'The Summer Before the Dark' by Doris Lessing
Fiction - paperback; Flamingo; 236 pages; 2002.
Having recently got over my fear of reading Doris Lessing, I decided to try another book by this Nobel Prize-winning author.
The Summer Before the Dark was first published in 1970. At the time it must have been a very contemporary novel, and perhaps a little controversial, because its central theme is the role of women in society. The main character, Kate Brown, is a domestic goddess who spends one summer rediscovering herself and her place in the world after some 20 years of marriage and motherhood.
It might sound like a relatively dull premise for a novel, but in Lessing's hands the book sings with great story-telling, intellectual insight and drama. Kate Brown is no dull housewife: she's a complex woman suffering what can be best described as empty-nest syndrome. Her grown up children are getting on with their lives and her husband is working in America for an extended period, leaving her to her own devices for a summer.
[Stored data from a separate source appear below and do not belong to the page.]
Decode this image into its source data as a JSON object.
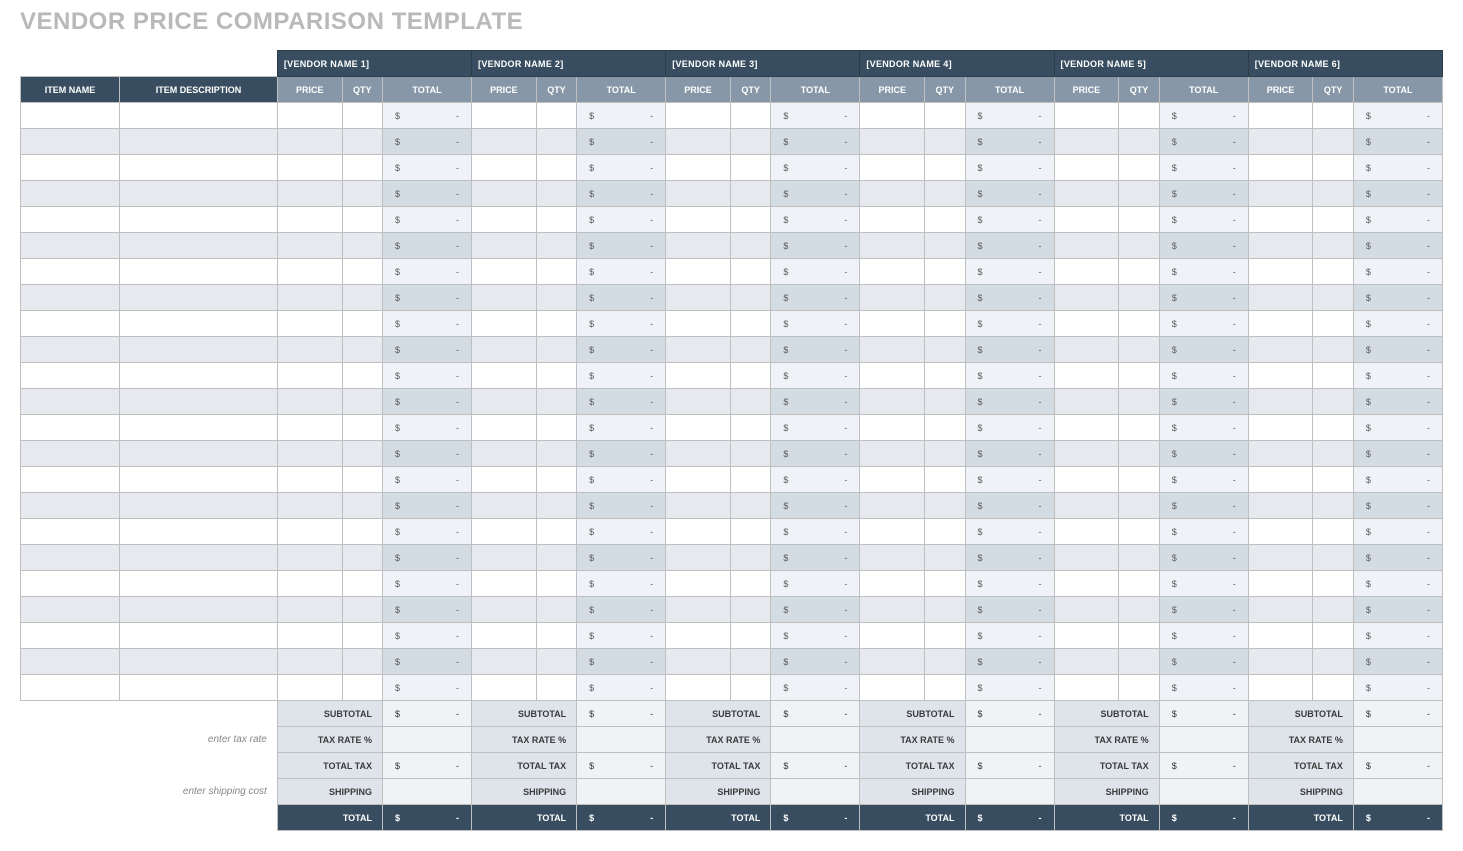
{
  "title": "VENDOR PRICE COMPARISON TEMPLATE",
  "item_headers": {
    "name": "ITEM NAME",
    "desc": "ITEM DESCRIPTION"
  },
  "col_labels": {
    "price": "PRICE",
    "qty": "QTY",
    "total": "TOTAL"
  },
  "vendors": [
    {
      "name": "[VENDOR NAME 1]"
    },
    {
      "name": "[VENDOR NAME 2]"
    },
    {
      "name": "[VENDOR NAME 3]"
    },
    {
      "name": "[VENDOR NAME 4]"
    },
    {
      "name": "[VENDOR NAME 5]"
    },
    {
      "name": "[VENDOR NAME 6]"
    }
  ],
  "rows": 23,
  "currency_symbol": "$",
  "empty_mark": "-",
  "summary": {
    "subtotal": "SUBTOTAL",
    "tax_rate": "TAX RATE %",
    "total_tax": "TOTAL TAX",
    "shipping": "SHIPPING",
    "total": "TOTAL",
    "hint_tax": "enter tax rate",
    "hint_ship": "enter shipping cost"
  }
}
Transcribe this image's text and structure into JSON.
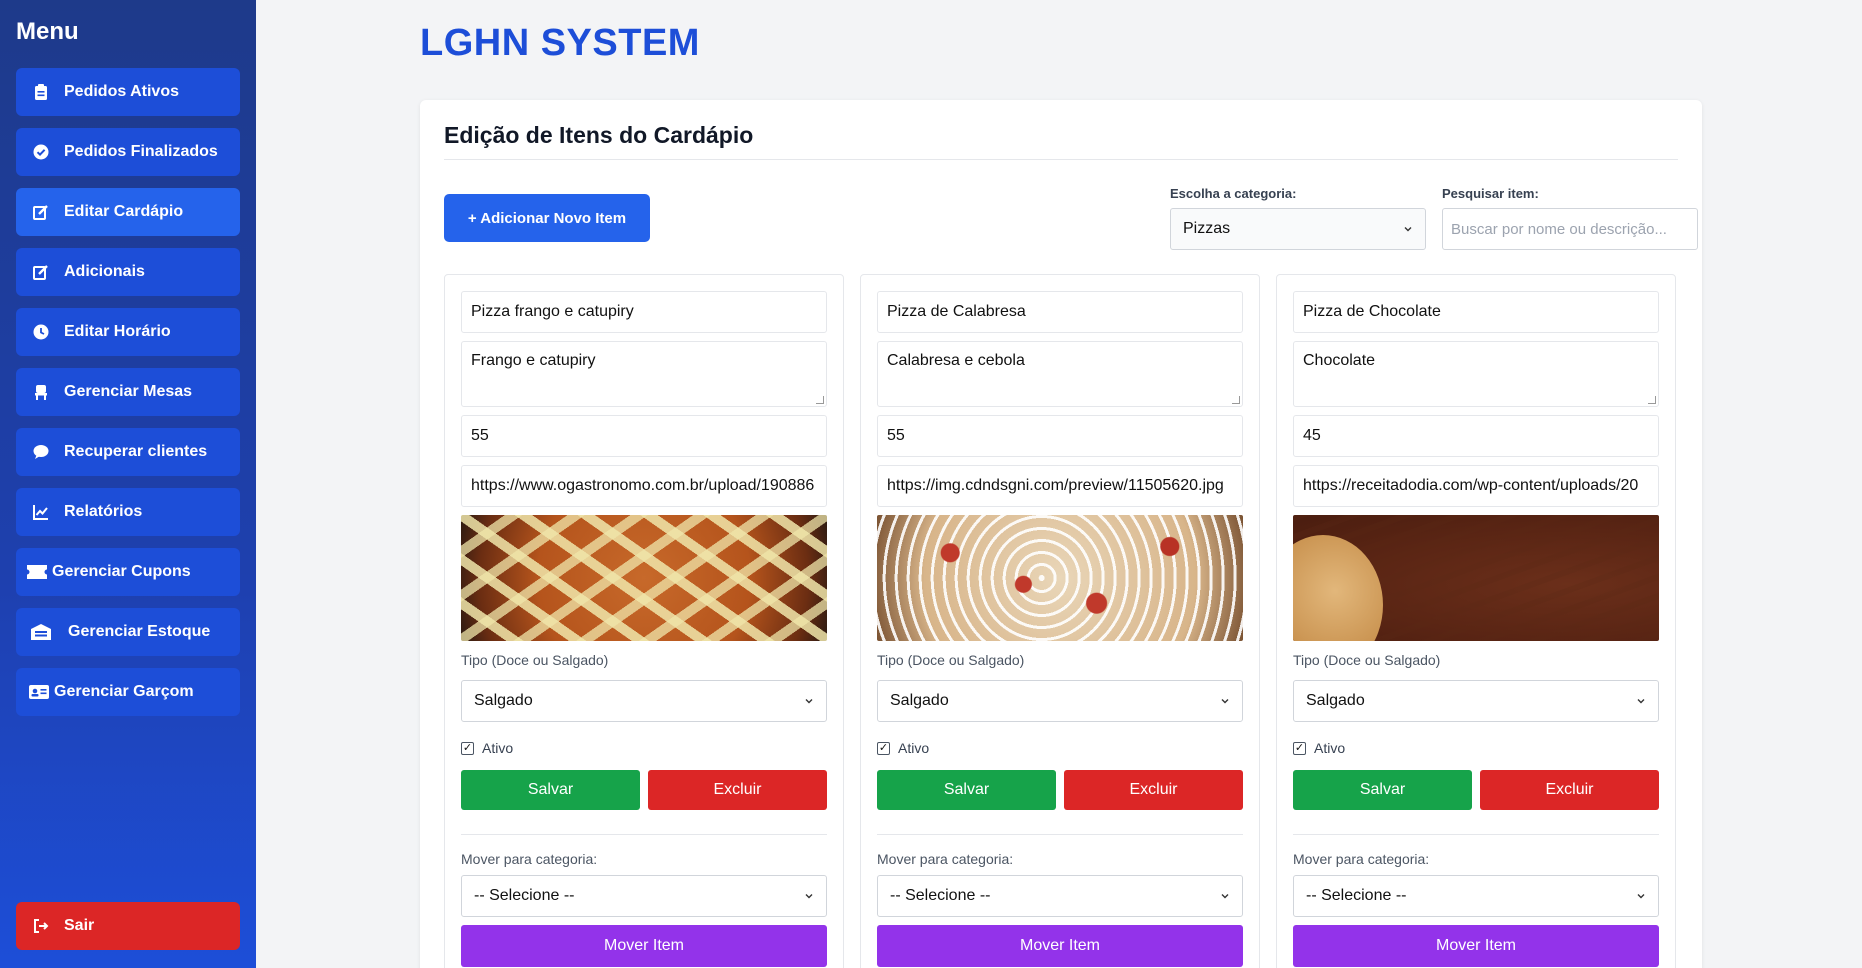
{
  "sidebar": {
    "title": "Menu",
    "items": [
      {
        "label": "Pedidos Ativos",
        "icon": "clipboard-icon"
      },
      {
        "label": "Pedidos Finalizados",
        "icon": "check-circle-icon"
      },
      {
        "label": "Editar Cardápio",
        "icon": "edit-icon"
      },
      {
        "label": "Adicionais",
        "icon": "edit-icon"
      },
      {
        "label": "Editar Horário",
        "icon": "clock-icon"
      },
      {
        "label": "Gerenciar Mesas",
        "icon": "chair-icon"
      },
      {
        "label": "Recuperar clientes",
        "icon": "chat-icon"
      },
      {
        "label": "Relatórios",
        "icon": "chart-line-icon"
      },
      {
        "label": "Gerenciar Cupons",
        "icon": "ticket-icon"
      },
      {
        "label": "Gerenciar Estoque",
        "icon": "warehouse-icon"
      },
      {
        "label": "Gerenciar Garçom",
        "icon": "id-card-icon"
      }
    ],
    "active_index": 2,
    "logout_label": "Sair"
  },
  "header": {
    "brand": "LGHN SYSTEM"
  },
  "panel": {
    "title": "Edição de Itens do Cardápio",
    "add_button": "+ Adicionar Novo Item",
    "category_label": "Escolha a categoria:",
    "category_value": "Pizzas",
    "search_label": "Pesquisar item:",
    "search_placeholder": "Buscar por nome ou descrição..."
  },
  "items": [
    {
      "name": "Pizza frango e catupiry",
      "description": "Frango e catupiry",
      "price": "55",
      "image_url": "https://www.ogastronomo.com.br/upload/190886",
      "type_label": "Tipo (Doce ou Salgado)",
      "type_value": "Salgado",
      "active_label": "Ativo",
      "save": "Salvar",
      "delete": "Excluir",
      "move_label": "Mover para categoria:",
      "move_select": "-- Selecione --",
      "move_button": "Mover Item"
    },
    {
      "name": "Pizza de Calabresa",
      "description": "Calabresa e cebola",
      "price": "55",
      "image_url": "https://img.cdndsgni.com/preview/11505620.jpg",
      "type_label": "Tipo (Doce ou Salgado)",
      "type_value": "Salgado",
      "active_label": "Ativo",
      "save": "Salvar",
      "delete": "Excluir",
      "move_label": "Mover para categoria:",
      "move_select": "-- Selecione --",
      "move_button": "Mover Item"
    },
    {
      "name": "Pizza de Chocolate",
      "description": "Chocolate",
      "price": "45",
      "image_url": "https://receitadodia.com/wp-content/uploads/20",
      "type_label": "Tipo (Doce ou Salgado)",
      "type_value": "Salgado",
      "active_label": "Ativo",
      "save": "Salvar",
      "delete": "Excluir",
      "move_label": "Mover para categoria:",
      "move_select": "-- Selecione --",
      "move_button": "Mover Item"
    }
  ],
  "colors": {
    "primary": "#2563eb",
    "sidebar": "#1e40af",
    "save": "#16a34a",
    "delete": "#dc2626",
    "move": "#9333ea",
    "brand": "#1d4ed8"
  }
}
Good at languages -- Italian, French and Portuguese -- she accepts a temporary translator job at a conference in London for an organisation called Global Food. She does so well and enjoys the work so much, her stint is extended and she is promoted. Before she knows it she is one of the main organisers of another conference, this time in Istanbul, and it is here that she embarks on an illicit affair with a younger man and goes on a European road trip with him.